01.08 - sarhoşum ulan - 25.11.2010

0 kere okundu
     İçmişim başım dönüyor dönüyor, Ömer ile Özer dönüyor dönüyor... Dönmeyen yok anasınını satayım, havasından mıdır suyundan mıdır herkes hareket halinde...
     Hayatımda ilk kez sarhoş oldum. Nanna’da yarım saat içinde beş duble fondip yapınca Nirvana kaçınılmaz son oldu. Rakı bardakta durduğu gibi durmuyor vesselam , mecnunu kaybetmiş Leyla’yım, dağı delen Kerem… Ya da Ferhat mıydı dağı delen amele çıkaramadım şimdi.
     Yalnızca ben değilim sarhoş, Ömer karakaçanı erkenden kaçtı, Özer yolu bulabilecek mi mechul,  ben ise evimdeyim çok şükür.
     Naile, patron, Sevinç, Filiz ben ve bu dönen kafayla sayamayacağım arkadaşlar hatta ... bile dağıttı, yerine oturan Fenerbahçeli olsun. Ooooo, Osman hocam ve güzel eşi de buradalar, içelim efendim içelim, sağlığınıza...
     Yatacam şimdi, yarın işe geç kalırsam bilin ki uyanamadım.
     Ulan arkadaşım X, neden yarım bırakırsın işi, hatun ayılınca seni hatırlayacak mı sanıyosun.  Geceyi evde bitirecektin, sabah uyandığında seni yanında görecekti hatun ve mecburen bir sonra ki gün arayacaktı. Ah be arkadaşım, bu kafayla senden bir cacık olmaz.
     Ben yatıyorum, hooooop, yataaaaak.

00.18 - en iyisi - 26.11.2010

0 kere okundu
     E yatayım ben iyisi mi, zaten sabahları zor kalkıyorum…

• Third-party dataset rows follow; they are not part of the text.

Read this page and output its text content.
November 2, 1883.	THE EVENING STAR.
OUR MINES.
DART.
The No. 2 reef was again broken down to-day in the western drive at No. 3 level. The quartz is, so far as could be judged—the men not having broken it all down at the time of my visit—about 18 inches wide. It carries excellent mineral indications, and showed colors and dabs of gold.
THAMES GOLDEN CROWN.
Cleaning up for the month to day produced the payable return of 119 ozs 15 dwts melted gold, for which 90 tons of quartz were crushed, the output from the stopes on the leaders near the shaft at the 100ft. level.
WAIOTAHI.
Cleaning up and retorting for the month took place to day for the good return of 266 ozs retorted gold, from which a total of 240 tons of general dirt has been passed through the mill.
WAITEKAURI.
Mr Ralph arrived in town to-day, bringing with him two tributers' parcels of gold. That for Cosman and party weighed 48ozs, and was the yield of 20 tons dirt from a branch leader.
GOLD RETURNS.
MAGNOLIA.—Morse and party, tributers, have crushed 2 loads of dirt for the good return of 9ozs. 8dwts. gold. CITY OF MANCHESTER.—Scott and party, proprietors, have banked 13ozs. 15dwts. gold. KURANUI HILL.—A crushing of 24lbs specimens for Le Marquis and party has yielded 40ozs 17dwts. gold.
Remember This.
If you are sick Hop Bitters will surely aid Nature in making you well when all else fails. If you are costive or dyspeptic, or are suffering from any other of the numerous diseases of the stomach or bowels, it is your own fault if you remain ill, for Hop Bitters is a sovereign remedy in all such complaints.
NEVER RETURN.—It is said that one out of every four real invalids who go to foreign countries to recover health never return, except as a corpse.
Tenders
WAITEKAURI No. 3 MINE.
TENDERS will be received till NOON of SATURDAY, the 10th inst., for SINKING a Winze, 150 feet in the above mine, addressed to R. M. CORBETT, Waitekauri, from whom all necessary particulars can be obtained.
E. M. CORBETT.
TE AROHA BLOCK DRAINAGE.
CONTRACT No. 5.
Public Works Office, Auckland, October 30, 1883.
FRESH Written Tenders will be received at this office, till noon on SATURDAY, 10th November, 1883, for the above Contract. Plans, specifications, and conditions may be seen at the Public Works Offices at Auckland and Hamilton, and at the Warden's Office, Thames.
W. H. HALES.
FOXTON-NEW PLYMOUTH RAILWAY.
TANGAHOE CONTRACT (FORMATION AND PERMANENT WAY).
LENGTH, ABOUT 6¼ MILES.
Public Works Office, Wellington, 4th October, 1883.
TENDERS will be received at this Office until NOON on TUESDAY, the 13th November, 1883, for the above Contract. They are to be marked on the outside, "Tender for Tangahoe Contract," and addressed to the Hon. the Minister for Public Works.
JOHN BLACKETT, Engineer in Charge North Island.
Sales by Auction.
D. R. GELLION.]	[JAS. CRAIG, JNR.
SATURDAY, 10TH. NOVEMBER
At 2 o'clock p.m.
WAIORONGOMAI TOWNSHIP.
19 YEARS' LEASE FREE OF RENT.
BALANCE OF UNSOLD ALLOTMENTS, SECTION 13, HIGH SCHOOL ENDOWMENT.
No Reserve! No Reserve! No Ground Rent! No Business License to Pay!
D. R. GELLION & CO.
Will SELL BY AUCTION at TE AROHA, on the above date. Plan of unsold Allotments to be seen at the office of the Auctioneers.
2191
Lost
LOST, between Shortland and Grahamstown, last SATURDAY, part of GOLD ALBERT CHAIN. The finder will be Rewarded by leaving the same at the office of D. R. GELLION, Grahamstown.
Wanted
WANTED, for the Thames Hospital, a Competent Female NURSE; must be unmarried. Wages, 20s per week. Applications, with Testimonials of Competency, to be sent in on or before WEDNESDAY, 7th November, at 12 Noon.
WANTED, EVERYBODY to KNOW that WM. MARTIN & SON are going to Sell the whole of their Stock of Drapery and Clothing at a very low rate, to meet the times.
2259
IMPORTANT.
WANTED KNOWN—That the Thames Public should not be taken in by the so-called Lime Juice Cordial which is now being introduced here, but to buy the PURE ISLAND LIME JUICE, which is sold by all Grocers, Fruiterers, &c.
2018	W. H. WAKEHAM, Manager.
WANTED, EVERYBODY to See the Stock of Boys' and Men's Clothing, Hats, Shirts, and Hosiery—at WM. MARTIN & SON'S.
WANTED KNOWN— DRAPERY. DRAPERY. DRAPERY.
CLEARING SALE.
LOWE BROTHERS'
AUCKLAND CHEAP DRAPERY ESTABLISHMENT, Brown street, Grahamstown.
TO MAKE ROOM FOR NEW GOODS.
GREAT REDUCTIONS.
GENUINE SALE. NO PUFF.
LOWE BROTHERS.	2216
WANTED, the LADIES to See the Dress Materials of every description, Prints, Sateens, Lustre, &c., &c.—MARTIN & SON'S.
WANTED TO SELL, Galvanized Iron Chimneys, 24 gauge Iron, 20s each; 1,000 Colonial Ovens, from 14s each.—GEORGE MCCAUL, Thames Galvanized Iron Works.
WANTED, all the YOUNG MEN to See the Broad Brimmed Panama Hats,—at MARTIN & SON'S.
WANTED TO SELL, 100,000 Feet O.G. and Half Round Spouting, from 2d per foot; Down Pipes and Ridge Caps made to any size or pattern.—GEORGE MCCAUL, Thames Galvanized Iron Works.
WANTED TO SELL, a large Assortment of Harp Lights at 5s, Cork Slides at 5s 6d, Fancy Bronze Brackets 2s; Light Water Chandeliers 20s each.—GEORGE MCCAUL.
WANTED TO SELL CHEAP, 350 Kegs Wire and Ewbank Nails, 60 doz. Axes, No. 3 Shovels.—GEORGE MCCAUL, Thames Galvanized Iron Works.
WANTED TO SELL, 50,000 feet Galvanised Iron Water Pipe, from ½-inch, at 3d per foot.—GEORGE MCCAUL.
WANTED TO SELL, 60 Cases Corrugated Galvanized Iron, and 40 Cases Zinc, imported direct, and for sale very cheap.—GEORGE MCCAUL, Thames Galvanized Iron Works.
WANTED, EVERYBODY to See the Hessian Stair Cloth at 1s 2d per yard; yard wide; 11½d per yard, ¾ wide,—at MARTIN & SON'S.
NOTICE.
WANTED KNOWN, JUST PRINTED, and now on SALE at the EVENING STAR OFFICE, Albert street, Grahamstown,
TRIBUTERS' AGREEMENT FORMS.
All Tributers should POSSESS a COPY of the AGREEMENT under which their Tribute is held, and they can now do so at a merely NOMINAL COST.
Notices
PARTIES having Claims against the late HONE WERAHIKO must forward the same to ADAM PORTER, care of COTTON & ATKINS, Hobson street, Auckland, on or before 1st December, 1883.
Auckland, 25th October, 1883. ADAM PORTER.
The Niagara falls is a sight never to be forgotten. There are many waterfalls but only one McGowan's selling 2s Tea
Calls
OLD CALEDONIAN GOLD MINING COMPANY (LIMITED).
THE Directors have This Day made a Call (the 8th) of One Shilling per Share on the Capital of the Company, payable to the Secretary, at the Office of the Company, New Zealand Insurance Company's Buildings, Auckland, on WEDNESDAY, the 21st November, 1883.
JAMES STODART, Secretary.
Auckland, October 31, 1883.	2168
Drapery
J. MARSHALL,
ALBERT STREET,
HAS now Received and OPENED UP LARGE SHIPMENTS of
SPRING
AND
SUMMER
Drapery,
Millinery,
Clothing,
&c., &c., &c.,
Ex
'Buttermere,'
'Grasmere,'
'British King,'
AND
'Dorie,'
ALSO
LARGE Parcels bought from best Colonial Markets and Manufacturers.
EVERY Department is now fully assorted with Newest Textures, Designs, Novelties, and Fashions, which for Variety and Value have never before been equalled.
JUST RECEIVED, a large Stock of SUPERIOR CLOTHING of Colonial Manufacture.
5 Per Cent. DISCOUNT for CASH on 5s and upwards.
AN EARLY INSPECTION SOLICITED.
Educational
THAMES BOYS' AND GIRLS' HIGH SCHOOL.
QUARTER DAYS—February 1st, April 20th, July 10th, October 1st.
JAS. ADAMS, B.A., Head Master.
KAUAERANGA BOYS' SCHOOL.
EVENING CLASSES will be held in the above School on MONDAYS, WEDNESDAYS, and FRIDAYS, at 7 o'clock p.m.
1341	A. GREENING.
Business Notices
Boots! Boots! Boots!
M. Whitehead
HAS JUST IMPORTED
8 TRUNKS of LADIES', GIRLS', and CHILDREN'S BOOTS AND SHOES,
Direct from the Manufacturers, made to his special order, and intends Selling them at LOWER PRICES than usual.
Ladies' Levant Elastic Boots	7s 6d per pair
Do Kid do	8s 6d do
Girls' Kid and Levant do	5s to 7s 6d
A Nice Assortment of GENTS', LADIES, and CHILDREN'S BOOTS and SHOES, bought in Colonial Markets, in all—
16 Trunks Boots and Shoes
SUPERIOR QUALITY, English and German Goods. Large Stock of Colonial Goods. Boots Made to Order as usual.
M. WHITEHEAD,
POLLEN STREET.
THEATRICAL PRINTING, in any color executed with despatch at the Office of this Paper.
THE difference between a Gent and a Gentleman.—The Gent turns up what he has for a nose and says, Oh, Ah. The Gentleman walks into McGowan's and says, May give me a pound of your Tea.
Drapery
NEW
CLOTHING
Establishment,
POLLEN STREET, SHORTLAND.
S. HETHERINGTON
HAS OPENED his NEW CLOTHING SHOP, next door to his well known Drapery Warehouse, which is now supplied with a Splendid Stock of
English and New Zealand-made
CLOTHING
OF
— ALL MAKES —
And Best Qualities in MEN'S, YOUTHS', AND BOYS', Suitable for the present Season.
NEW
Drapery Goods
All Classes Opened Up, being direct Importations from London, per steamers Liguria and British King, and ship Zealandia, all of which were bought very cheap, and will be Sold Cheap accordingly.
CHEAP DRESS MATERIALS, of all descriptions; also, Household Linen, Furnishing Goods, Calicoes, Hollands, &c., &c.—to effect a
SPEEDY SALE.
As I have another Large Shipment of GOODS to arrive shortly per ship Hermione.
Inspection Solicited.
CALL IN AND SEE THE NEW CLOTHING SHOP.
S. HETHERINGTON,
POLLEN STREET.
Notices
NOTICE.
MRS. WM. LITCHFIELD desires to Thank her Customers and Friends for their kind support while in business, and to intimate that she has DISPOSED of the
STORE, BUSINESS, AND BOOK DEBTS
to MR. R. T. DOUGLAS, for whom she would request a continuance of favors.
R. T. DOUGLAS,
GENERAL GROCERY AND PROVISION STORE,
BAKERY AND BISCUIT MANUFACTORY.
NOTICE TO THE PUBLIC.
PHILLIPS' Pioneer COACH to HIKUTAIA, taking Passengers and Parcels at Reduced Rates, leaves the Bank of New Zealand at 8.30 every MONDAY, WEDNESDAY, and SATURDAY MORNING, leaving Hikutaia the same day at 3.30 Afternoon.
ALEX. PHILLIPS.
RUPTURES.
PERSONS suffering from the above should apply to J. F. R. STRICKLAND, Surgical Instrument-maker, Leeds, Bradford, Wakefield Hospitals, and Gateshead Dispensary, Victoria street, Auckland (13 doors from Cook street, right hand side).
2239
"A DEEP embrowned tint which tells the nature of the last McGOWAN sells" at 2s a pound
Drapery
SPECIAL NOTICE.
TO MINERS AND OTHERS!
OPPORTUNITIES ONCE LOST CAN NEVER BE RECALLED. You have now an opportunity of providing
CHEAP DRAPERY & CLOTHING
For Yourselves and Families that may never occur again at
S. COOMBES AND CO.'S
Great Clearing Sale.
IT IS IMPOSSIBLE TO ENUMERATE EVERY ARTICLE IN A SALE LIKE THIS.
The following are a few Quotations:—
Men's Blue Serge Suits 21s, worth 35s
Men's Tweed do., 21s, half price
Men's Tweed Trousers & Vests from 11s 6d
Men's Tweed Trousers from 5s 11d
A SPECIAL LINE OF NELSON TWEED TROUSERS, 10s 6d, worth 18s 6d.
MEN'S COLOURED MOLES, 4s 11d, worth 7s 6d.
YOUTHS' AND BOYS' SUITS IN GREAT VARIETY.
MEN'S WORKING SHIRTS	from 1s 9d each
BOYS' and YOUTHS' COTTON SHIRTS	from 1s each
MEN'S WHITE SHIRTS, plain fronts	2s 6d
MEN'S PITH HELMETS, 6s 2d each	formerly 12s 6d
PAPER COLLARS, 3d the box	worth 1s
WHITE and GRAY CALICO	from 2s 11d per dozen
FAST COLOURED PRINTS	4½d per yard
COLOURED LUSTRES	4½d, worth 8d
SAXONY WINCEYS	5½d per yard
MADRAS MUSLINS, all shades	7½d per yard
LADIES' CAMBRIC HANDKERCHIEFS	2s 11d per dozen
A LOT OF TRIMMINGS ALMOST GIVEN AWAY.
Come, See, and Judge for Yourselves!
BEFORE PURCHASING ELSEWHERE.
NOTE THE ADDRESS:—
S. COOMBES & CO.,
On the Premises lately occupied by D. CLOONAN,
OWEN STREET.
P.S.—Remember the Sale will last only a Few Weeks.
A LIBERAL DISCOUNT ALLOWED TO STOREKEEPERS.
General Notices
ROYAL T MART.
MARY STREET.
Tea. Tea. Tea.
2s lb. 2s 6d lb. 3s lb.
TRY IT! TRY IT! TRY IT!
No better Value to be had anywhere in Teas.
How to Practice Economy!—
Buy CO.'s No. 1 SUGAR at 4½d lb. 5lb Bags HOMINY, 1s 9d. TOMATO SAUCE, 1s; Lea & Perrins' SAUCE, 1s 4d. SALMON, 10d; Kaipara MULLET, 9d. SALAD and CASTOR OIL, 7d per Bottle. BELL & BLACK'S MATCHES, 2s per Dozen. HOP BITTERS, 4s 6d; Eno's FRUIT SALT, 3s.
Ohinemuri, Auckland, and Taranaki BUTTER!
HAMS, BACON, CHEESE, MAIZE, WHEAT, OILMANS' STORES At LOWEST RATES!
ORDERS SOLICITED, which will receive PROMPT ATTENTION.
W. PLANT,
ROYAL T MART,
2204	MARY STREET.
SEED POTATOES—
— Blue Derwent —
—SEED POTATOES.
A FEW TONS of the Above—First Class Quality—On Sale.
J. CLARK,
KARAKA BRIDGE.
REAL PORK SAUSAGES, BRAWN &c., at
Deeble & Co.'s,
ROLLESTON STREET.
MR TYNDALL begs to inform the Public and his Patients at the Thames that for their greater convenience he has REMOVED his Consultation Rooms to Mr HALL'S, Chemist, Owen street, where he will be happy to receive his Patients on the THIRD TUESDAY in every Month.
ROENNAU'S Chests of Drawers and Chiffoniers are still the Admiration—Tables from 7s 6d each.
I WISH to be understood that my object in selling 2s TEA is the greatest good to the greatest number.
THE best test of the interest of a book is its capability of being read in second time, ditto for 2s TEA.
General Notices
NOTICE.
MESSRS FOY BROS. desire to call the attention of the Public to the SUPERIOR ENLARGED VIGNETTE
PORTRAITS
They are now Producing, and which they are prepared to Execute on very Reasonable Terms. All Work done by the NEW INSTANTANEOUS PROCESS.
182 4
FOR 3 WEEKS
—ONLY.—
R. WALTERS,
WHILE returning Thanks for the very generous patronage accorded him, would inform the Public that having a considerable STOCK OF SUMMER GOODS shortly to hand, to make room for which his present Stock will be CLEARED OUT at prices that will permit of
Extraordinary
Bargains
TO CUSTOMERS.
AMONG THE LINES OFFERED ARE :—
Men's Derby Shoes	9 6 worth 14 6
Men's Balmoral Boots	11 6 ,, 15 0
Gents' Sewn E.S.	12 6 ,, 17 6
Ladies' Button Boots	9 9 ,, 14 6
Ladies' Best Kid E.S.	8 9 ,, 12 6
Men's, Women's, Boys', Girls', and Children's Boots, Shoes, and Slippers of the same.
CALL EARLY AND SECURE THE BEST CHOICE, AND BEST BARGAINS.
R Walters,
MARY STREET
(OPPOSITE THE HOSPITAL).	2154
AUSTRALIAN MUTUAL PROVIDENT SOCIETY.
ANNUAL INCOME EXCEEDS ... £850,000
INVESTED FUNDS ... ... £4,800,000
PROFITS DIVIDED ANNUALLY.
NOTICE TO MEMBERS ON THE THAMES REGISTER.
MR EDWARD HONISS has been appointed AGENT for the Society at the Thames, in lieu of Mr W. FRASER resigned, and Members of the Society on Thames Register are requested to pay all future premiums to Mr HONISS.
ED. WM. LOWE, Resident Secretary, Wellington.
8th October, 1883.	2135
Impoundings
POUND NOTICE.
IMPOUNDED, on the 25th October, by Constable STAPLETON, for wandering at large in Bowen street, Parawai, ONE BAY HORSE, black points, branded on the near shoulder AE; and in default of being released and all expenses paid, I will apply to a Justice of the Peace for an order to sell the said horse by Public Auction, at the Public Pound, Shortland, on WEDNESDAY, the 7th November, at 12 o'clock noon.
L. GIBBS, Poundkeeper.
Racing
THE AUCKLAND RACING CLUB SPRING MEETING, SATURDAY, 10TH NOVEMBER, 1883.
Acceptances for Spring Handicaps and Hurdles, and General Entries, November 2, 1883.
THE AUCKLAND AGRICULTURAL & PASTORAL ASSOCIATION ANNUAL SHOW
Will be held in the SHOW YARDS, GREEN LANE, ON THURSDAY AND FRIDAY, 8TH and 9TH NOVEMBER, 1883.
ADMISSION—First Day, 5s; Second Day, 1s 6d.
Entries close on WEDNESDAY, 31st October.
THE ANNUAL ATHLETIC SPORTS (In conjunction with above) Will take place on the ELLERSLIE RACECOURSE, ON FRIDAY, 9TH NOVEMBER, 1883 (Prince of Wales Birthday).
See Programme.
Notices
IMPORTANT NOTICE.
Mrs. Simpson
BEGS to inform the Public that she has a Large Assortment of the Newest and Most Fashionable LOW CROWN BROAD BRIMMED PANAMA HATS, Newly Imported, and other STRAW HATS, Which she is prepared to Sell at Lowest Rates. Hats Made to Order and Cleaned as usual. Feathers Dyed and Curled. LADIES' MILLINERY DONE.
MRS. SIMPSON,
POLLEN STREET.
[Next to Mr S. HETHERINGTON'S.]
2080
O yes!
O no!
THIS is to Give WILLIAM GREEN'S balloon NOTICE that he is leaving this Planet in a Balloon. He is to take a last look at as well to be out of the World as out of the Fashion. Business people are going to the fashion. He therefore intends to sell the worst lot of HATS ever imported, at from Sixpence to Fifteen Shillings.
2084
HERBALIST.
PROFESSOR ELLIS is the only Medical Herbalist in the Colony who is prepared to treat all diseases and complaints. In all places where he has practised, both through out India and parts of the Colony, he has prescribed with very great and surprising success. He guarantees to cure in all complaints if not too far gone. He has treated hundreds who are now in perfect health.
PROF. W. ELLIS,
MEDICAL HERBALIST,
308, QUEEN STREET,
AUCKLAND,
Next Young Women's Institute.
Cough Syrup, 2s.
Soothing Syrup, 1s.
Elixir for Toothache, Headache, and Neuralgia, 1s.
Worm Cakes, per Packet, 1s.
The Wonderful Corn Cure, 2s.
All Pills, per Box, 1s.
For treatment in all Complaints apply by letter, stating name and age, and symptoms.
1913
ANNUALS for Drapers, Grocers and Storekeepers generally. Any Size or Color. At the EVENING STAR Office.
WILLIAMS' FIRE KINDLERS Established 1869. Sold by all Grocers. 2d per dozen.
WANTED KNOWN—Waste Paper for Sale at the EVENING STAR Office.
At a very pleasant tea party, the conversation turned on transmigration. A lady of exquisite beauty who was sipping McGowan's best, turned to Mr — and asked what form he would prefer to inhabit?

11.29 - ıssız adam kılığında ki bir dolu uçkur düşkünü - 29.11.2010

0 kere okundu
     Cumartesi gecesi Taksim’de bir oyuna gittik, Kendi Kendine Konuşmaktır Aşk. Cezmi Ersöz’ün yazdığı Kürşat Alnıaçık’ın oynadığı tek kişilik sıkıcı mı sıkıcı bir oyun.  Issız adam vardı hani, kadınların zırıl zırıl ağlayıp yanındaki adama pis pis bakmasına neden olan film, işte o filmde ki adamlardan biri kendisiyle hesaplaşıyor güya. Bir dolu boş lak lak, yine yanında ki erkeğe boşuna hayıflanmalar. Neymiş efendim, daldan dala konan adam aslında birisine bağlanmaktan hatta yalnız kalmaktan korkarmış. Tamamen erkeklerin uydurması olan kadınların da işine gelen bir durum bu. Yok arkadaş mesele sekstir diyecek olsa erkek karakter hem iğreti duracak hem de kadın kötü hissedecek. Ne yani durumun hiç mi derinliği yok diyecek kadın, mesele hayvani dürtülerle mi ilgili sadece. Bunları aklından geçirence de kaçınılmaz olarak kendisini bir seks objesi olarak algılayacak ve derin bir üzüntüyle birlikte erkeklere olan kinini büyütecektir. Issız adam modeli hem kadının hem de erkeğin sevdiği bir karakter anlayacağınız. Varsın arka planında uçkur düşkünü bir sığırdan fazlası olmasın.
     Taksim’de bir yere gittik yemeğe tiyatrodan önce, şimdi adını veremesem de Fikret’ten öğrenir öğrenmez yazacağım buraya. Sakın ola uğramayın yemek yemek için, her ne kadar kalabalık olsa da sunduğu lezzet aldığı paranın karşılığı değil kesinlikle. Koca kafalı sıpa ve tatlı zevcesi bana kulak verselerdi Bursa Köftecisinde ağız tadıyla güzel bir yemek yiyecektik. Ama yeni sakal tıraşı olduğumdan olsa gerek dinlenmedi lafımız.
     KPSS sınavı vardı dün, bir dolu insan devlet kapısına kapak atmak için iki saat ter döktü. Devlet kapısındakilerin ne kadar şikâyet ettiklerini, hiçbir şeyden memnun olmadıklarını bilseler de bu gayretten vazgeçmezdiler sanırım. Hayallerle büyüyüp hayal kırıklıklarıyla ölmeye gönüllü mahkûm memleketim insanları, üstelik öyle de bir akıllılardır ki anlatamam. Hayal kırıklığı yaşamadım hayal kurmayı bıraktığımdan beri ki hayal kurmaktan vazgeçtiğim zamanlar saçım vardı hala.